According to the World Health Organization, about 3.4 million children, 91 percent of them in sub-Saharan Africa, were living with HIV at the close of 2011. To prevent the spread from mother to child, necessary medication such as AZT must be administered within 72 hours – and preferably 24 – of childbirth.

This becomes exceedingly difficult when more than half of mothers in many African countries deliver their babies at home. Even when the mothers give birth in clinics or hospitals, the initial dose of medication administered by the nurse or health professional is the only reliable dose.

“In utero and during breastfeeding, the mother is medicated during both of those periods, and that does help the baby. But that is not sufficient to protect the baby during delivery,” said Malkin, professor in the Department of Biomedical Engineering.

“The baby has to receive medication in order to be fully protected from the risk during delivery. And so up until now, there has been nothing available for that period of time during delivery for moms to deliver at home.”

The project began in late 2008 with the goal of discovering what was making current delivery methods of antiretroviral drugs so ineffective. The most common method is through a syringe, which cannot be provided to mothers in advance of delivery because transference to the syringe dilutes the drug’s potency.
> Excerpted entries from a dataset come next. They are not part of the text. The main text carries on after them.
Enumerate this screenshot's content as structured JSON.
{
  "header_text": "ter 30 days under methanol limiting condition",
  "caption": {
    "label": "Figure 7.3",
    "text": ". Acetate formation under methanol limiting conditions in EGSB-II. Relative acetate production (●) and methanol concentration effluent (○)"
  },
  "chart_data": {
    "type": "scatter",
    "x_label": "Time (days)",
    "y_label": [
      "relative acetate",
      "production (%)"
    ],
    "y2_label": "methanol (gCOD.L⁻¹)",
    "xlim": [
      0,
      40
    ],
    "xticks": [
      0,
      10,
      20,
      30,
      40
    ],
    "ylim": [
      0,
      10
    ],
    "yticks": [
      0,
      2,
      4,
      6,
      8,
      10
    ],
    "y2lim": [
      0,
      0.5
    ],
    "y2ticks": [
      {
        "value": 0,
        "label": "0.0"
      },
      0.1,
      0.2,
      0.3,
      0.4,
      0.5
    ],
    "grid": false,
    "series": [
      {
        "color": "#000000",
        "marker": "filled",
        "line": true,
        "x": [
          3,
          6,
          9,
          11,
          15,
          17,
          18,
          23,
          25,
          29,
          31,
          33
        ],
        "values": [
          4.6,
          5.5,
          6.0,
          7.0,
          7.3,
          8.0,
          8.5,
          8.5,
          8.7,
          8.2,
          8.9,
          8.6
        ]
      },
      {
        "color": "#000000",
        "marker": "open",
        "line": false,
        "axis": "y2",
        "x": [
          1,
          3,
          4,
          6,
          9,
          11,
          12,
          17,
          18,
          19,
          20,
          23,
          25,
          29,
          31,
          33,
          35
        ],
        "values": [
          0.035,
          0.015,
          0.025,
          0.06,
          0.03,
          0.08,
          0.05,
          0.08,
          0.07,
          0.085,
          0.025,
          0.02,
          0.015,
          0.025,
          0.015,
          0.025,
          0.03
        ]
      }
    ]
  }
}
With the Pratt Pouch’s packaging method, the life of the drug is extended by up to 12 months, enabling the pouches to be distributed to local pharmacies who then distribute the pouches to hospitals, clinics and rural communities. All the mother has to do is tear open the packet and squeeze the medication into her baby’s mouth – much like a packet of ketchup.
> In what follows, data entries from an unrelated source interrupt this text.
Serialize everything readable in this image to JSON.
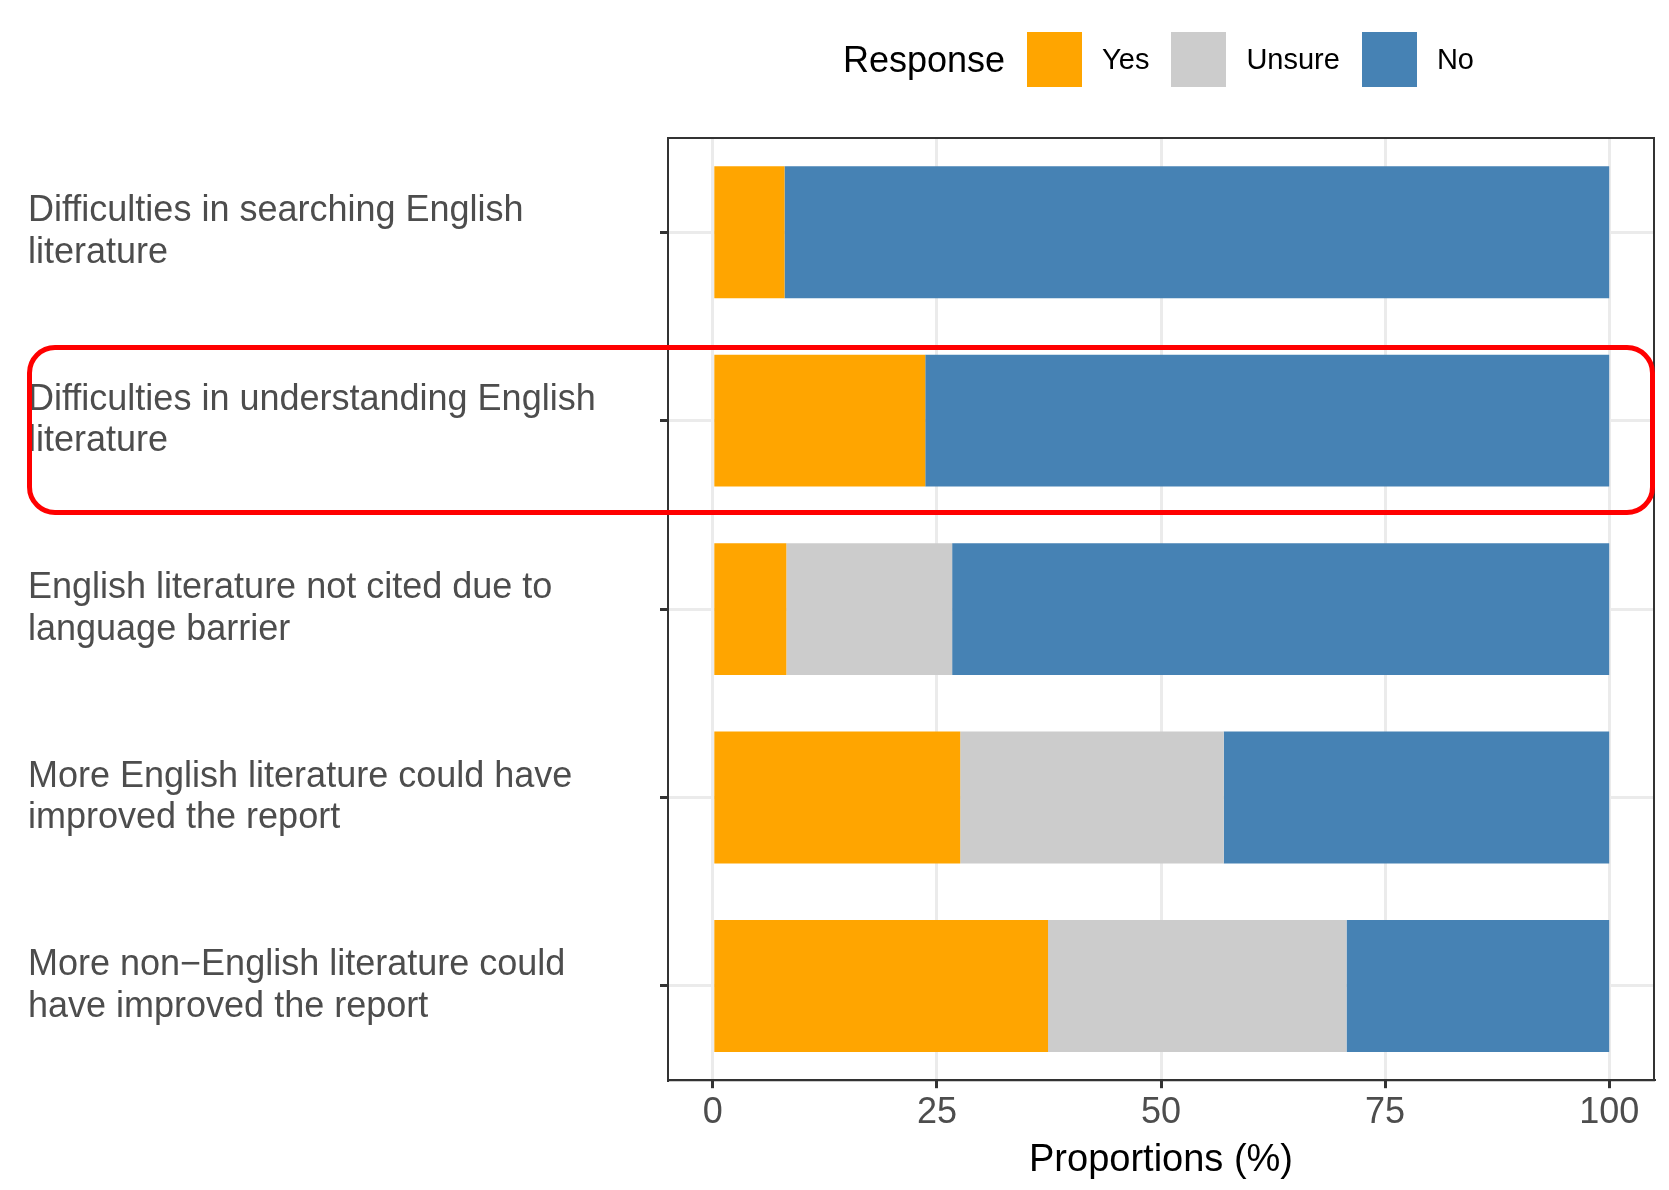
{
  "chart_data": {
    "type": "bar",
    "orientation": "horizontal",
    "stacked": true,
    "xlabel": "Proportions (%)",
    "legend_title": "Response",
    "legend": "top",
    "categories": [
      "Difficulties in searching English literature",
      "Difficulties in understanding English literature",
      "English literature not cited due to language barrier",
      "More English literature could have improved the report",
      "More non−English literature could have improved the report"
    ],
    "series": [
      {
        "name": "Yes",
        "color": "#ffa500",
        "values": [
          8.0,
          23.7,
          8.2,
          27.6,
          37.4
        ]
      },
      {
        "name": "Unsure",
        "color": "#cccccc",
        "values": [
          0,
          0,
          18.5,
          29.4,
          33.3
        ]
      },
      {
        "name": "No",
        "color": "#4682b4",
        "values": [
          92.0,
          76.3,
          73.3,
          43.0,
          29.3
        ]
      }
    ],
    "xlim": [
      -5,
      105
    ],
    "xticks": [
      0,
      25,
      50,
      75,
      100
    ],
    "grid": true
  }
}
Malkin’s goal is to reduce the number of HIV-positive babies born every year from 400,000 to less than 100,000. Financial support for achieving this goal came from the National Institutes of Health, the President’s Emergency Plan for AIDS Relief, and two $250,000 grants from the United States Agency for International Development.

Clinical trials in Ecuador, Zambia and Tanzania have already proven promising, with successful prevention of HIV transmission for 49 Zambian mothers. With close to 3,000 home uses of the device, Malkin and his team have determined that the pouches have gained wide use and are being used correctly.
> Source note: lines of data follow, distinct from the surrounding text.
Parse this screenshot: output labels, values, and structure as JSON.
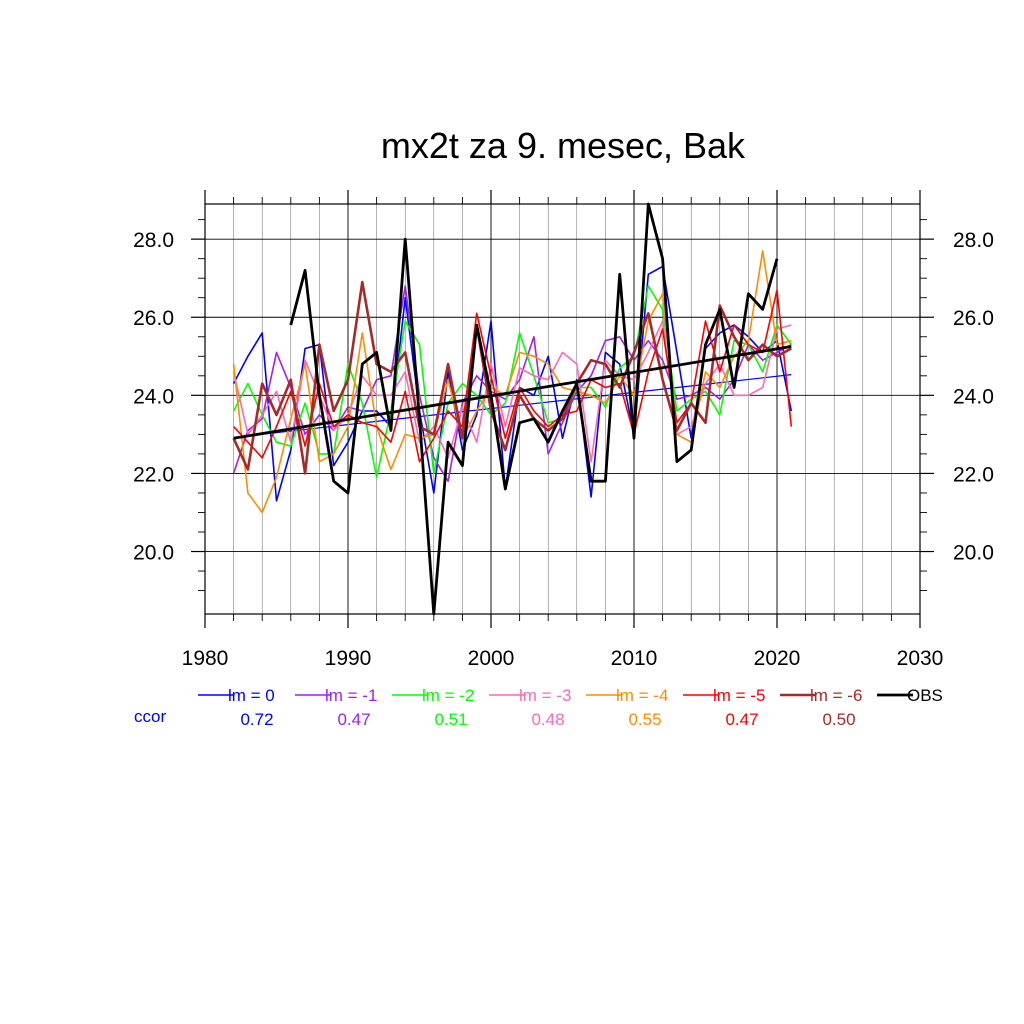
{
  "chart_data": {
    "type": "line",
    "title": "mx2t za 9. mesec, Bak",
    "xlabel": "",
    "ylabel": "",
    "xlim": [
      1980,
      2030
    ],
    "ylim": [
      18.4,
      28.9
    ],
    "x_ticks": [
      {
        "value": 1980,
        "label": "1980"
      },
      {
        "value": 1990,
        "label": "1990"
      },
      {
        "value": 2000,
        "label": "2000"
      },
      {
        "value": 2010,
        "label": "2010"
      },
      {
        "value": 2020,
        "label": "2020"
      },
      {
        "value": 2030,
        "label": "2030"
      }
    ],
    "y_ticks": [
      {
        "value": 20,
        "label": "20.0"
      },
      {
        "value": 22,
        "label": "22.0"
      },
      {
        "value": 24,
        "label": "24.0"
      },
      {
        "value": 26,
        "label": "26.0"
      },
      {
        "value": 28,
        "label": "28.0"
      }
    ],
    "grid": true,
    "legend_position": "bottom",
    "ccor_label": "ccor",
    "ccor_color": "#0000ff",
    "series": [
      {
        "name": "lm = 0",
        "color": "#0000ff",
        "ccor": "0.72",
        "width": 1.6,
        "trend": [
          [
            1982,
            22.92
          ],
          [
            2021,
            24.53
          ]
        ],
        "x": [
          1982,
          1983,
          1984,
          1985,
          1986,
          1987,
          1988,
          1989,
          1990,
          1991,
          1992,
          1993,
          1994,
          1995,
          1996,
          1997,
          1998,
          1999,
          2000,
          2001,
          2002,
          2003,
          2004,
          2005,
          2006,
          2007,
          2008,
          2009,
          2010,
          2011,
          2012,
          2013,
          2014,
          2015,
          2016,
          2017,
          2018,
          2019,
          2020,
          2021
        ],
        "y": [
          24.3,
          25.0,
          25.6,
          21.3,
          22.6,
          25.2,
          25.3,
          22.2,
          22.8,
          23.6,
          23.6,
          23.2,
          26.5,
          23.6,
          21.5,
          24.6,
          22.6,
          23.5,
          25.9,
          21.6,
          24.2,
          24.0,
          25.0,
          22.9,
          24.4,
          21.4,
          25.1,
          24.8,
          23.0,
          27.1,
          27.3,
          25.1,
          22.9,
          25.2,
          25.6,
          25.8,
          25.5,
          25.1,
          25.4,
          23.6
        ]
      },
      {
        "name": "lm = -1",
        "color": "#a020f0",
        "ccor": "0.47",
        "width": 1.6,
        "x": [
          1982,
          1983,
          1984,
          1985,
          1986,
          1987,
          1988,
          1989,
          1990,
          1991,
          1992,
          1993,
          1994,
          1995,
          1996,
          1997,
          1998,
          1999,
          2000,
          2001,
          2002,
          2003,
          2004,
          2005,
          2006,
          2007,
          2008,
          2009,
          2010,
          2011,
          2012,
          2013,
          2014,
          2015,
          2016,
          2017,
          2018,
          2019,
          2020,
          2021
        ],
        "y": [
          22.0,
          23.1,
          23.4,
          25.1,
          24.2,
          23.0,
          23.5,
          23.1,
          23.7,
          23.6,
          24.4,
          24.5,
          26.8,
          24.0,
          22.4,
          21.8,
          23.8,
          24.5,
          24.1,
          23.9,
          24.4,
          25.5,
          22.5,
          23.3,
          24.1,
          24.5,
          25.4,
          25.5,
          24.9,
          25.4,
          24.9,
          23.9,
          24.0,
          24.2,
          23.9,
          24.4,
          25.3,
          24.9,
          25.1,
          25.3
        ]
      },
      {
        "name": "lm = -2",
        "color": "#00ff00",
        "ccor": "0.51",
        "width": 1.6,
        "x": [
          1982,
          1983,
          1984,
          1985,
          1986,
          1987,
          1988,
          1989,
          1990,
          1991,
          1992,
          1993,
          1994,
          1995,
          1996,
          1997,
          1998,
          1999,
          2000,
          2001,
          2002,
          2003,
          2004,
          2005,
          2006,
          2007,
          2008,
          2009,
          2010,
          2011,
          2012,
          2013,
          2014,
          2015,
          2016,
          2017,
          2018,
          2019,
          2020,
          2021
        ],
        "y": [
          23.6,
          24.3,
          23.5,
          22.8,
          22.7,
          23.8,
          22.5,
          22.5,
          24.8,
          23.8,
          21.9,
          23.6,
          25.9,
          25.3,
          22.0,
          23.8,
          24.3,
          24.0,
          23.5,
          23.8,
          25.6,
          24.5,
          23.3,
          23.4,
          24.2,
          24.2,
          23.7,
          24.7,
          25.0,
          26.8,
          26.2,
          23.6,
          23.9,
          24.1,
          23.5,
          25.4,
          25.3,
          24.6,
          25.8,
          25.3
        ]
      },
      {
        "name": "lm = -3",
        "color": "#ff69b4",
        "ccor": "0.48",
        "width": 1.6,
        "x": [
          1982,
          1983,
          1984,
          1985,
          1986,
          1987,
          1988,
          1989,
          1990,
          1991,
          1992,
          1993,
          1994,
          1995,
          1996,
          1997,
          1998,
          1999,
          2000,
          2001,
          2002,
          2003,
          2004,
          2005,
          2006,
          2007,
          2008,
          2009,
          2010,
          2011,
          2012,
          2013,
          2014,
          2015,
          2016,
          2017,
          2018,
          2019,
          2020,
          2021
        ],
        "y": [
          24.6,
          23.0,
          23.5,
          24.1,
          22.8,
          24.9,
          24.0,
          23.1,
          23.5,
          24.5,
          24.0,
          24.0,
          24.6,
          22.8,
          23.2,
          22.4,
          23.7,
          22.8,
          24.8,
          23.2,
          24.7,
          24.5,
          24.4,
          25.1,
          24.8,
          22.3,
          24.9,
          24.5,
          24.4,
          25.1,
          25.9,
          23.0,
          23.2,
          24.3,
          24.8,
          24.0,
          24.0,
          24.2,
          25.7,
          25.8
        ]
      },
      {
        "name": "lm = -4",
        "color": "#ff8c00",
        "ccor": "0.55",
        "width": 1.6,
        "x": [
          1982,
          1983,
          1984,
          1985,
          1986,
          1987,
          1988,
          1989,
          1990,
          1991,
          1992,
          1993,
          1994,
          1995,
          1996,
          1997,
          1998,
          1999,
          2000,
          2001,
          2002,
          2003,
          2004,
          2005,
          2006,
          2007,
          2008,
          2009,
          2010,
          2011,
          2012,
          2013,
          2014,
          2015,
          2016,
          2017,
          2018,
          2019,
          2020,
          2021
        ],
        "y": [
          24.8,
          21.5,
          21.0,
          21.9,
          23.4,
          24.8,
          22.3,
          22.5,
          23.2,
          25.6,
          23.2,
          22.1,
          23.0,
          22.9,
          23.0,
          24.4,
          22.9,
          23.6,
          24.2,
          24.0,
          25.1,
          25.0,
          24.8,
          24.2,
          24.1,
          24.0,
          23.8,
          24.5,
          24.0,
          25.9,
          26.6,
          23.0,
          22.8,
          24.6,
          24.2,
          25.0,
          25.4,
          27.7,
          25.3,
          25.4
        ]
      },
      {
        "name": "lm = -5",
        "color": "#ff0000",
        "ccor": "0.47",
        "width": 1.6,
        "x": [
          1982,
          1983,
          1984,
          1985,
          1986,
          1987,
          1988,
          1989,
          1990,
          1991,
          1992,
          1993,
          1994,
          1995,
          1996,
          1997,
          1998,
          1999,
          2000,
          2001,
          2002,
          2003,
          2004,
          2005,
          2006,
          2007,
          2008,
          2009,
          2010,
          2011,
          2012,
          2013,
          2014,
          2015,
          2016,
          2017,
          2018,
          2019,
          2020,
          2021
        ],
        "y": [
          23.2,
          22.8,
          22.4,
          23.2,
          24.1,
          22.7,
          24.3,
          23.2,
          23.5,
          23.3,
          23.2,
          22.8,
          24.1,
          22.3,
          22.9,
          23.6,
          23.2,
          26.1,
          24.5,
          22.9,
          24.2,
          23.6,
          23.2,
          23.5,
          23.6,
          24.4,
          24.2,
          24.3,
          23.0,
          24.6,
          25.7,
          23.3,
          23.8,
          25.9,
          24.6,
          25.8,
          25.3,
          25.1,
          26.7,
          23.2
        ]
      },
      {
        "name": "lm = -6",
        "color": "#a52a2a",
        "ccor": "0.50",
        "width": 2.6,
        "x": [
          1982,
          1983,
          1984,
          1985,
          1986,
          1987,
          1988,
          1989,
          1990,
          1991,
          1992,
          1993,
          1994,
          1995,
          1996,
          1997,
          1998,
          1999,
          2000,
          2001,
          2002,
          2003,
          2004,
          2005,
          2006,
          2007,
          2008,
          2009,
          2010,
          2011,
          2012,
          2013,
          2014,
          2015,
          2016,
          2017,
          2018,
          2019,
          2020,
          2021
        ],
        "y": [
          22.9,
          22.1,
          24.3,
          23.5,
          24.4,
          22.0,
          25.3,
          23.6,
          24.4,
          26.9,
          24.8,
          24.6,
          25.1,
          23.2,
          23.0,
          24.8,
          22.9,
          25.8,
          23.6,
          22.6,
          24.0,
          23.4,
          23.1,
          23.4,
          24.3,
          24.9,
          24.8,
          24.2,
          25.1,
          26.1,
          24.4,
          23.1,
          23.8,
          23.3,
          26.3,
          25.5,
          24.9,
          25.3,
          25.0,
          25.2
        ]
      },
      {
        "name": "OBS",
        "color": "#000000",
        "ccor": "",
        "width": 2.8,
        "trend": [
          [
            1982,
            22.9
          ],
          [
            2021,
            25.25
          ]
        ],
        "x": [
          1986,
          1987,
          1988,
          1989,
          1990,
          1991,
          1992,
          1993,
          1994,
          1995,
          1996,
          1997,
          1998,
          1999,
          2000,
          2001,
          2002,
          2003,
          2004,
          2005,
          2006,
          2007,
          2008,
          2009,
          2010,
          2011,
          2012,
          2013,
          2014,
          2015,
          2016,
          2017,
          2018,
          2019,
          2020
        ],
        "y": [
          25.8,
          27.2,
          24.0,
          21.8,
          21.5,
          24.8,
          25.1,
          23.1,
          28.0,
          23.4,
          18.4,
          22.8,
          22.2,
          25.8,
          24.0,
          21.6,
          23.3,
          23.4,
          22.8,
          23.6,
          24.3,
          21.8,
          21.8,
          27.1,
          22.9,
          28.9,
          27.5,
          22.3,
          22.6,
          25.3,
          26.2,
          24.2,
          26.6,
          26.2,
          27.5
        ]
      }
    ]
  }
}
“Mothers who deliver at home typically have no way to get the medicine to their kids,” Malkin said. “In the Siavonga district where we have begun the project and rolled out the project in Zambia, 92 percent of women who deliver at home have access to the medications.”

The second indicator – accurate use – is being tested in Ecuador.

“The mom doesn’t have to know how to use a syringe, doesn’t have to know how to read ... they simply tear open the pouch and deliver it to the child,” Malkin said.

Next month, Malkin will be heading to Washington in hopes of returning with a $2 million grant from the U.S. Agency for International Development to expand the project to an entire country. The project is only intended for HIV-positive mothers who deliver at home, a situation that happens rarely if at all in the United States, yet it has been entirely funded by the U.S.

“This is a project which the U.S. is funding completely to the benefit of the rest of the world,” Malkin said.